I'm finally getting around to officially starting my series that I've been thinking of doing for a while (though I already did my vaccine post a few weeks ago). For those of you who are unaware, the term "crunchy" (derived from the concept of being "granola") is a slang label often used to refer to more natural minded individuals of varying degrees and interests. A neo-hippie, if you will. In all fairness, it's a pretty meaningless label. As Joey likes to lament, some people are "birth crunchy" or crunchy in certain aspects but don't seem to let the same philosophies affect other aspects of their lives. I myself used to take offense to the term, but have since learned to laugh at and embrace it. I'm fairly certain there is no official crunchy barometer (though this crunchy Moh's scale is a great start), but I once didn't get a yoga teaching position because I was "too granola" so I feel like I probably pass whatever arbitrary threshold exists.
For some of you these topics may not seem crunchy at all (this will probably include some of our AZ pals. Maybe Holly and JB) and others may think we are f*cking insane. But these are some topics that have either garnered questions or concern from others, so they might be of interest to you. Either you'll gain insight into how other, stranger people live or you will take comfort in the knowledge that you are not alone.
So here goes our first installation. Our hygiene practices may be slightly different from some people's. Mostly they revolve around two basic ideas- 1) That our bodies are usually healthiest and best functioning when left alone in their natural state. 2) Trying to limit our exposure to toxins and chemicals. So what does this look like for us?
We didn't bathe Perrin until he was a month old. He was born, laid on my chest, covered with a blanket, and that was that. After one month, we started doing family bath time as just another activity, but we still have never used any kind of soap or product on him. Nothing but water. Putting off newborn baths has shown some pretty awesome health benefits. For one, the baths result in unnecessary separation of the mother-infant dyad during a super important time for bonding and breastfeeding. Also, infants who are bathed after birth have a harder time regulating body temperature. It can also interfere with the development of a healthy flora for the baby- one big advantage of a vaginal birth that more and more science is looking to to explain life long health trends. Finally, the vernix that covers the baby's skin at birth has antibacterial properties and can help keep baby protected from germs in their new world. Babies don't need soap. Their skin is sensitive and many products can be irritating. Rinsing with a little water is all they need. Speaking of bath water, we filter ours. No chlorine for us! The majority of toxins in the body enter through the skin.
Also, Joey and I don't use soap very often. Only when we are especially dirty or smelly. I find that my skin is much clearer and healthy when I don't use soap. I had aspirations to go "no poo" for a while, but could never stick it out long enough for my scalp to find a good balance. So I just use non-toxic plant based shampoo. And instead of mousse or gel, I just scrunch in a little aloe vera.
Deodorizing. Joey doesn't. He stopped using deodorant a while ago. He doesn't smell, I promise. You'd be amazed at how much a clean diet affects things like body odor. When he does get very sweaty, he just takes a shower or simply changes clothes. I still use a deodorant, but have not used antiperspirants in years due to the aluminum and other chemicals. Which reminds me...

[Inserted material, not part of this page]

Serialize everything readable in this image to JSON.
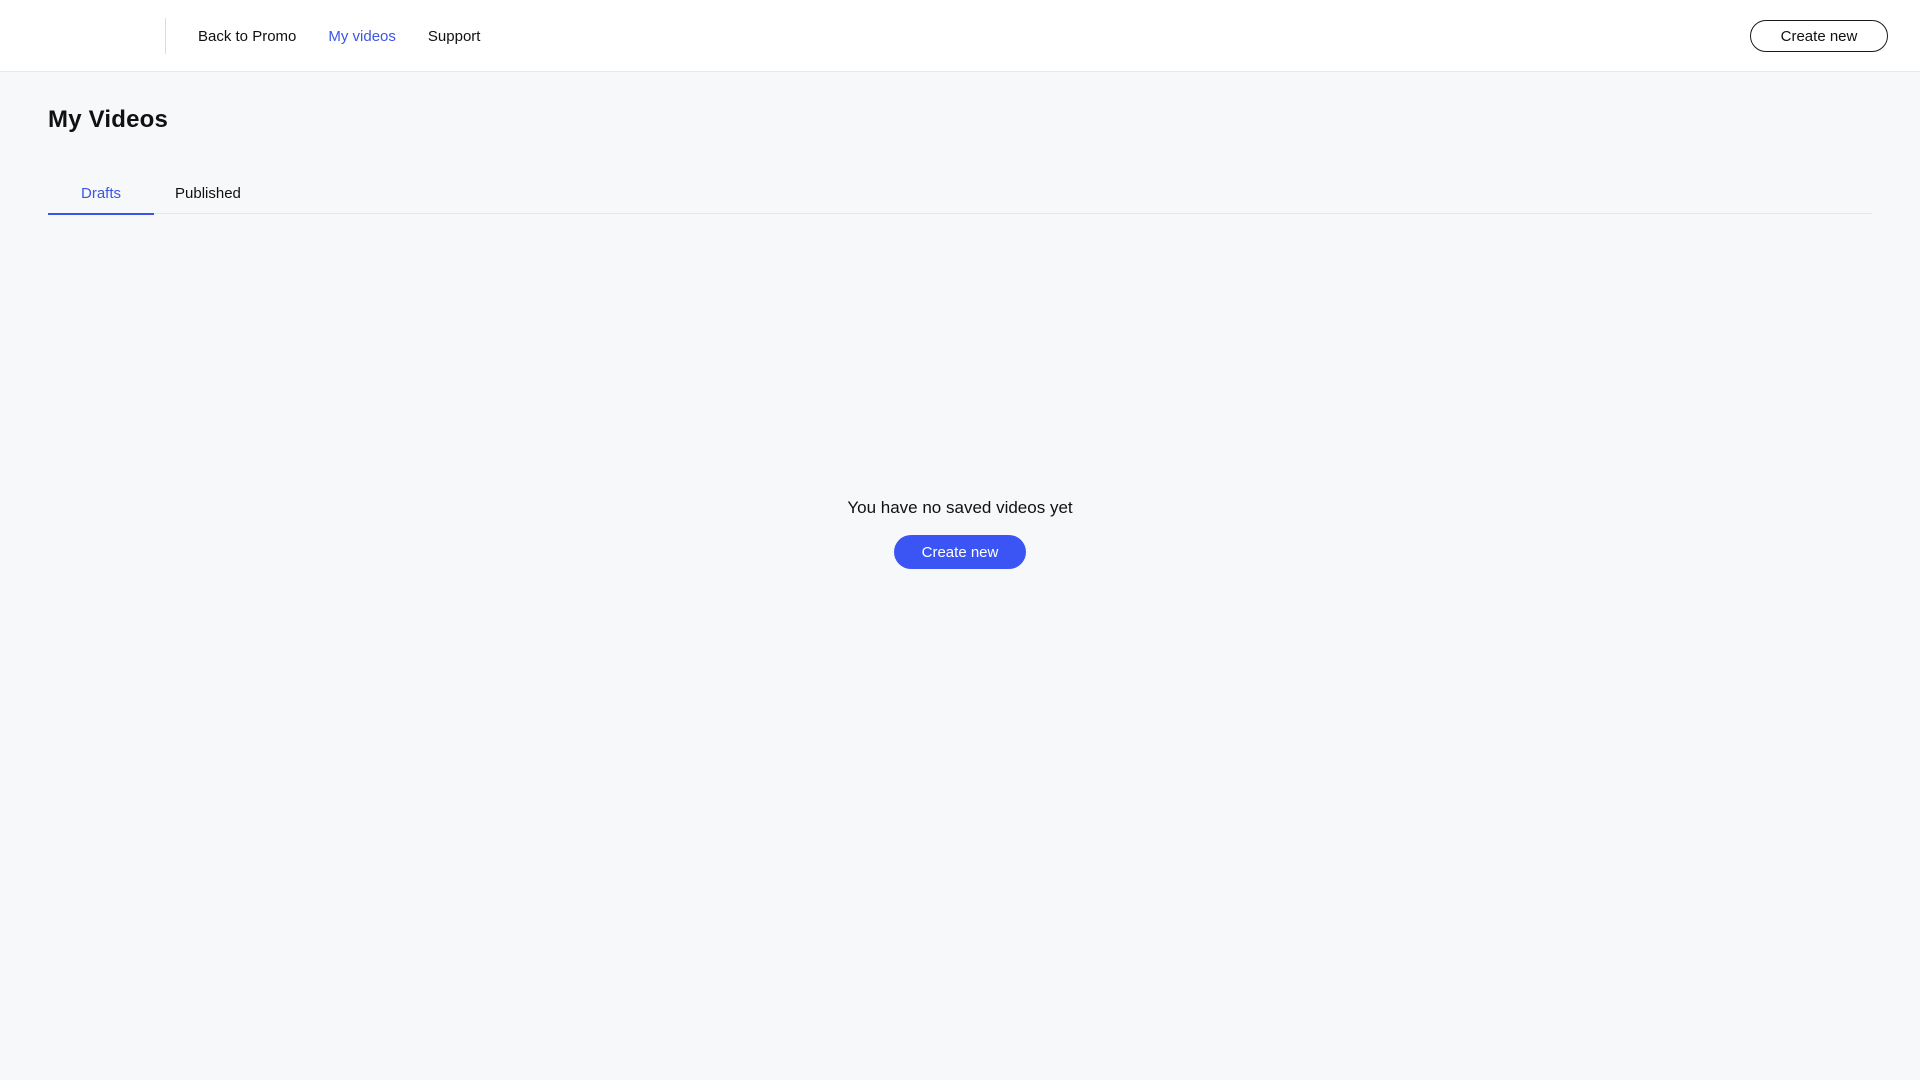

There a few key ingredients we actively avoid- aluminum, sodium lauryl sulfates, parabens, any fragrances and dyes, and fluoride. But fluoride? How do we clean our teeth? I make our toothpaste. Equal parts coconut oil (which is antibacterial) and baking soda, plus a little xylitol and peppermint oil. No pesky fluoride to increase aluminum absorption or interfere with bone density. No glycerin to prevent remineralizing of our teeth. Just minty fresh breath and sparkly white chompers.
And my personal favorite- female hygiene. I gave up tampons and pads (which at best are wasteful and at worst are full of dioxins) about a year before I got pregnant with Perrin. Instead I use a menstrual cup, the Diva Cup actually. I found that although there was a bit of a learning curve it really wasn't that hard to figure out. And I love being able to go worry free for 12 hours without having to change anything out. Plus the money I save not having to buy tampons every month? Love it!
I'm sure I'm forgetting a few other quirky items, but just know it most likely involves breastmilk or coconut oil.